Lui, qui n’a rien entrepris depuis son accession au trône en dehors de quelques mesurettes destinées à satisfaire une partie de son électorat, lui, qui continue le programme entamé droite/gauche confondues depuis des décennies pour se débarrasser une bonne fois pour toutes de l’enseignement public ?

ça me fait bien rire (jaune).

Qui s’en soucie des gamins des milieux sociaux défavorisés ?

A l’heure où le chacun pour soit n’a jamais eu de si beaux jours devant lui, à l’heure où le nombrilisme atteint des records ombilicaux, à l’heure où l’on en viendrait presque à dénoncer ceux qui n’entrent pas dans les codes de la société bien pensante (sans papiers, Rroms entre autre) pour libérer la place aux enfants-rois, ceux qui sont poussés vers la réussite alors que les autres, eux sont poussés dans la boue ?

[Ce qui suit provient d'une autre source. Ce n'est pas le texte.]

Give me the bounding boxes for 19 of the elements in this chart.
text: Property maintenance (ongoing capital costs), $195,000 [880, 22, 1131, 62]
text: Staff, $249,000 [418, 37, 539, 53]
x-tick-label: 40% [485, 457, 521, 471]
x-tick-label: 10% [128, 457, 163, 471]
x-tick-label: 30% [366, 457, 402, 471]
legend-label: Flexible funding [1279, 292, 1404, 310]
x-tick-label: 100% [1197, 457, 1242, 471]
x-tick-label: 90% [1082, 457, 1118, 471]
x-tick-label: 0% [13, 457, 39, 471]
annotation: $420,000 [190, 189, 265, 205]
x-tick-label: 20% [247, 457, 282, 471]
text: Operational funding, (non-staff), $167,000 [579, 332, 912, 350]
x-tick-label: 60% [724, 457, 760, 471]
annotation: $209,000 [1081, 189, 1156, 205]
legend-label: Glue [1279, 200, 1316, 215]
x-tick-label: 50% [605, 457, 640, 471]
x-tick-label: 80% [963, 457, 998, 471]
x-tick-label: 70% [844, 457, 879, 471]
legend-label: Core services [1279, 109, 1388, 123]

Je suis sans doute sévère, c’est un constat que chaque parent progressiste peut faire à son niveau.

Et pourtant !

La société n’est-elle pas plus riche en voyant accéder à des postes de haut niveau des enfants issus de classes populaires, de classes sociales défavorisées, de cités ?

Elle ne serait pas plus belle notre France en voyant ces gamins qui fuient la terreur, qui cherchent à tout prix à obtenir une petite place sur notre sol et à y briller, devenir des professeurs, des scientifiques, une élite intellectuelle qui n’est pas la panacée des seuls enfants bourgeois ?

La pensée unique nous fait souvent croire,( et cela a toujours été mon combat que de le dénoncer) qu’être pauvre est synonyme de bêtise.

Quoi, un enfant issu de milieu modeste pourrait être intelligent, voire instruit ?

Un enfant pauvre ou issu de l’immigration pourrait devenir quelqu’un d’important, transmettre ses connaissances ?

Oui, cela pourrait être si le système scolaire n’était pas celui qu’il est et tend à empirer.

C’est bien connu que la gratuité scolaire permet aux enfants des classes moyennes et en-dessous de se hisser jusqu’au niveau du BAC. Mais ensuite, les études payantes diluent fortement leur présence dans les universités et les grandes écoles et l’on y retrouve pour la plupart des enfants issus de classes bourgeoises et de parents enseignants.

Un jour ou l’autre il y a un stop.

A présent, le stop est mis bien en amont.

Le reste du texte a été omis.